Other tips that can help with an intervention include:
- Listen to the drug user’s side of the story. Sometimes, there is an underlying cause for a person’s drug dependence. By identifying what led the person to drugs in the first place, you will have a better idea of what triggers to avoid and how to tackle underlying problems. Giving an addicted person room to speak makes them more relaxed, less defensive and more open. Interventions don’t always work at first, but don’t give up. Make sure your story stays the same at all subsequent interventions.
- Be firm and assertive. Whilst being sympathetic and compassionate, you must also let an addict know that there will be consequences for their continued drug use. Make sure you aren’t simply bluffing though, because if the promised consequences don’t occur, the addict will be less likely to take you seriously in the future.
Cocaine and other Drugs
A vast range of psychoactive and intoxicant drugs, ranging from hallucinogens to stimulants and tranquillisers are legally prohibited, although there are a few legal intoxicants and psychoactive drugs which can be bought over the counter in a pharmacy or via a doctor’s prescription.
Cocaine has clinical applications in medicine, but its use is tightly controlled and recreational use is illegal.
Other types of pharmaceutical drugs that are abused recreationally include: Alprazolam, Dextropropoxyphene (Adderall), Amobarbital, Alprazolam, Zolpidem, Zopiclone, Clonazepam, Diazepam, Ketamine, Pethidine, Oxycodone, Methylphenidate, Hydrocodone, Tramadol, Codeine, Eszopiclone, Methamphetamine, Chlordiazepoxide, and other variations of Benzodiazepine. These drugs include antidepressants, sedatives and attention deficit treatments.
Alcoholism is another form of substance abuse that is recognised worldwide for its devastating effect on the health and social life of the addict. Poly-drug abusers tend to combine their use of cocaine with any of the aforementioned substances to achieve a greater high or to even out the effects of their drug use.
Treatment Withdrawal and Next Steps
Compared to alcohol and benzodiazepines (which have severe physical withdrawal symptoms), the symptoms of cocaine withdrawal are mostly psychological, although this does not diminish the severity of symptoms or the challenges they pose. Some of the psychological symptoms of cocaine withdrawal include:
- Exhaustion and incessant fatigue
- Difficulty concentrating
- Inability to feel pleasure (anhedonia)
- Diminished sex drive
- Intense anxiety or depression
- Increased craving for cocaine
- Very little appetite or greatly Increased appetite
- Nightmares or other vivid dreams
- Slower thinking and response time
These symptoms usually come alongside physical ones such as tremors, chills, nerve pain and muscle aches.

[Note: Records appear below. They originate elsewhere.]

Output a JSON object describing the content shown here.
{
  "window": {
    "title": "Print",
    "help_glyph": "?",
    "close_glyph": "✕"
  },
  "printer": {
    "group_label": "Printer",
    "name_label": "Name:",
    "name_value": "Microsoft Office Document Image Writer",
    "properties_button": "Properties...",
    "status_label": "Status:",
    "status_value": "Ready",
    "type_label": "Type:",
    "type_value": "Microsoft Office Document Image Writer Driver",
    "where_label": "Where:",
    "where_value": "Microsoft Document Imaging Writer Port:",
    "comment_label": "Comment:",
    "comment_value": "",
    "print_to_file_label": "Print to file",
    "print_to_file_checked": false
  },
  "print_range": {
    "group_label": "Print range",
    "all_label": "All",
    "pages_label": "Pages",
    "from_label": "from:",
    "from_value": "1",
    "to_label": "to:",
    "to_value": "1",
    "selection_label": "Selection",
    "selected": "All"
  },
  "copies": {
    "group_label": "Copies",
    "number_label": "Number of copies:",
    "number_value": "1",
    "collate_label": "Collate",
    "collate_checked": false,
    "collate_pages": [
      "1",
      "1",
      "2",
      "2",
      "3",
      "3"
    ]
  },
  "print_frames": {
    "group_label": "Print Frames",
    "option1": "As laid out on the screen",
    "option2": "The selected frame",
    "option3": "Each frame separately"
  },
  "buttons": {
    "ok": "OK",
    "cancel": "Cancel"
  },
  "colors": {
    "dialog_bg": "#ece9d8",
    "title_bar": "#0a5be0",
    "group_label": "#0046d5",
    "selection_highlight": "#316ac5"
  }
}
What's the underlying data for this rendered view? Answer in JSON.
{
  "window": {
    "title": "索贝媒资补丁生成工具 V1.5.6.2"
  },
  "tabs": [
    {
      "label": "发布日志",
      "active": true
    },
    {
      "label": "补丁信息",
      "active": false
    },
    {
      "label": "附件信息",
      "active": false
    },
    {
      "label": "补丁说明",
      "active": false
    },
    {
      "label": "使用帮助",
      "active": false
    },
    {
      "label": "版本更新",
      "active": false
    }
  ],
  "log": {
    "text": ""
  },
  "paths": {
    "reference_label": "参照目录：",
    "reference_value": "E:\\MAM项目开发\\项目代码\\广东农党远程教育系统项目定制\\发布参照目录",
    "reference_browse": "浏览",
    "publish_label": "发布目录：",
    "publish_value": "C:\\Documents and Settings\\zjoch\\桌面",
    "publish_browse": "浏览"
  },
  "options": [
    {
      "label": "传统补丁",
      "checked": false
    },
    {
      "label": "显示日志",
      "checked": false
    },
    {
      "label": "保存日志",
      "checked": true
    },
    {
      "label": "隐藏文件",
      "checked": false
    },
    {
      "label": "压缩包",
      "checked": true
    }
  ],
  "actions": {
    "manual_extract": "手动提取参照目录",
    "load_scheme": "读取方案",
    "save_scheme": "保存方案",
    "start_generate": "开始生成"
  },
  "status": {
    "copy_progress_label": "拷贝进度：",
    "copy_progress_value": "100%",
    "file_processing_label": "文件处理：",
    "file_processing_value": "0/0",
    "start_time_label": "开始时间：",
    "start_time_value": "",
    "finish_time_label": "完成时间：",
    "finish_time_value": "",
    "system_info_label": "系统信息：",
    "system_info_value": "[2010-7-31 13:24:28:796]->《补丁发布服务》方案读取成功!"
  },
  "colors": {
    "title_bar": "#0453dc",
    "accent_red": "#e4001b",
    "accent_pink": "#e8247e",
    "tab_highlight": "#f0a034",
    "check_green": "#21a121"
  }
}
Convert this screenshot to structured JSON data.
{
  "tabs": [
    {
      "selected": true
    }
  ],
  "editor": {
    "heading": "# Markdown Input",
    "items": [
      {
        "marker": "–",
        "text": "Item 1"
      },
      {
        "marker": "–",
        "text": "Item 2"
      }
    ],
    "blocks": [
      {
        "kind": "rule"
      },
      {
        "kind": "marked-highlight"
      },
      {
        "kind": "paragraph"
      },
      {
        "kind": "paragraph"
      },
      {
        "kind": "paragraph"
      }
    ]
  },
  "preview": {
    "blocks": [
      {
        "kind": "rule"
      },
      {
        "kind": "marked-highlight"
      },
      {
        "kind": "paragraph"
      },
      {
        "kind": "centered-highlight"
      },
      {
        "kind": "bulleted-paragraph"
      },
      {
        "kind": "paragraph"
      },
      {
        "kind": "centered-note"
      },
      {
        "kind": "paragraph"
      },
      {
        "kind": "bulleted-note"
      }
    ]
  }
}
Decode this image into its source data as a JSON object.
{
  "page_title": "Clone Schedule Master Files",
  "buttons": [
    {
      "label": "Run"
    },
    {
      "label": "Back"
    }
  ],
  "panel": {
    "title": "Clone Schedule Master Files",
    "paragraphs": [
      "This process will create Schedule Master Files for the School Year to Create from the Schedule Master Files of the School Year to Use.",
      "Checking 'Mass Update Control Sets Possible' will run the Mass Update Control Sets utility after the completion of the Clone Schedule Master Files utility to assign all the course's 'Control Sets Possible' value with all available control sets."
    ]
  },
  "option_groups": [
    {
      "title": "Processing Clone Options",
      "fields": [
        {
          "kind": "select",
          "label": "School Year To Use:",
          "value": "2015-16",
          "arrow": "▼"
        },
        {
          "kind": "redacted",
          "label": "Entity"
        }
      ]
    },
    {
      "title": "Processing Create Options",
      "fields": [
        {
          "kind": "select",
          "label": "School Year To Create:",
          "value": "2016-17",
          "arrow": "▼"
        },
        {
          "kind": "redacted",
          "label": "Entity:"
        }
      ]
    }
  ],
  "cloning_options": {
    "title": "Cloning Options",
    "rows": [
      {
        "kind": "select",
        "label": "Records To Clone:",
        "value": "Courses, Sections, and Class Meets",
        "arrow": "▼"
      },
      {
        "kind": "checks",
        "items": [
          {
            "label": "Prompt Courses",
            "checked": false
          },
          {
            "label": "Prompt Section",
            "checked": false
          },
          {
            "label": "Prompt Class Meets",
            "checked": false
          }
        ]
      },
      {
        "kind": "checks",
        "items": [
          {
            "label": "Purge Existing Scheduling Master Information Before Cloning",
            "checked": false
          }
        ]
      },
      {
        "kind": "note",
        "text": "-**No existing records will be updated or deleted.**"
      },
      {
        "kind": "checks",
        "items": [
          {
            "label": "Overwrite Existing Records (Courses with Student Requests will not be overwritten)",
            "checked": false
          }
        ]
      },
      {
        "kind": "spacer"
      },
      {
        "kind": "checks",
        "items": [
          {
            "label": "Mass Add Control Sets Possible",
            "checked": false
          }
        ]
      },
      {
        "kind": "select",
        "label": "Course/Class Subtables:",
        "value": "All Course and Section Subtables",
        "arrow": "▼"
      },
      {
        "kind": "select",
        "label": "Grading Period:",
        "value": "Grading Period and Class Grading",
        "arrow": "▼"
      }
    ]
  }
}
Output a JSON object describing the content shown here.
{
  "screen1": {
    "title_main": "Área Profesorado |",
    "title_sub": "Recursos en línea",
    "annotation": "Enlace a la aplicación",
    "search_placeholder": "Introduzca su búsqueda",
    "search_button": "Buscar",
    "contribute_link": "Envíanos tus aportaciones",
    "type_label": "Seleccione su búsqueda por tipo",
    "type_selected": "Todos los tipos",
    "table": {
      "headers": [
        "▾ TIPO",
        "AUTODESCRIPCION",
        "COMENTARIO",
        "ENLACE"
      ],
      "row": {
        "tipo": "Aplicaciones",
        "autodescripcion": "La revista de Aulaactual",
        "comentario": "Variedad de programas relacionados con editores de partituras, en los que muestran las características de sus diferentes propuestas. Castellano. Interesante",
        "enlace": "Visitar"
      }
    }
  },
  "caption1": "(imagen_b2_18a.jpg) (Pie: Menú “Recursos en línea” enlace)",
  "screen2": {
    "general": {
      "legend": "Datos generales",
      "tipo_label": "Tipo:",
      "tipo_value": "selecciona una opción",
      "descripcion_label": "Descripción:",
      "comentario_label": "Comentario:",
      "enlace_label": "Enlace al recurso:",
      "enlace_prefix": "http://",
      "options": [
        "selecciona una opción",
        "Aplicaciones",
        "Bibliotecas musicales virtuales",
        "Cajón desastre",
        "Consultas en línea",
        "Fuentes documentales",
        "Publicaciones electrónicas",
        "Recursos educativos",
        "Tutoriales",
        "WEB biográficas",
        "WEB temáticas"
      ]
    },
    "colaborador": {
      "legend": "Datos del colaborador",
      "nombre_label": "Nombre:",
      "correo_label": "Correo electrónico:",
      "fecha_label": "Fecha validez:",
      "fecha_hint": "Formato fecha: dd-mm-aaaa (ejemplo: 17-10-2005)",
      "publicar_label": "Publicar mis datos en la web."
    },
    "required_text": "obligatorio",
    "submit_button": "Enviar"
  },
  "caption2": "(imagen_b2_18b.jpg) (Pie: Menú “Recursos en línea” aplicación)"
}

It is strongly recommended that addicts are closely monitored and supervised during withdrawal. Risk of suicide is increased during withdrawal, partly linked to the imbalance in brain chemistry, especially mood-regulating neurotransmitters, that results from cocaine addiction.
To prevent the recovering abuser from self-harming, close monitoring is important. Medical detoxification may also be required in certain circumstances.
Quitting Cocaine: Professional Help and the Road Ahead
Quitting cocaine or any addictive substance is not easy, but the benefits are immense. The first and most important step to addiction recovery is admitting you have a problem.
Trying to quit cocaine addiction on your own is not impossible, but it’s best to have the help of professionals who understand what you are going through. Accredited, highly-trained and experienced professionals can help to ensure you suffer less during withdrawal, and reduce your risk of relapse. Look for a clearly defined process for rehabilitating cocaine addicts and tailored programmes that best fit your unique circumstances. What can you expect when you choose to go through rehab?
Before being taken into rehab, you’ll first undergo assessment to determine the level of your addiction. Based on the expert’s findings, they can recommend the clinic most suited to your personal treatment needs.
Once you have selected a rehab clinic, it should work with you to arrange an admission date of admission that best suits you. You can then reserve your place pending your arrival. Reserving with a deposit is proof that you intend to showing up on the agreed date.
When you arrive at the clinic, you‘ll receive a full briefing on what to expect during your stay. This will be followed by a doctor’s assessment of your physical and mental wellbeing. It is important that information provided during your assessment is accurate and honest, as it will be the basis for your prescribed treatment. Treatment programmes are constantly reviewed to ensure they match your current status.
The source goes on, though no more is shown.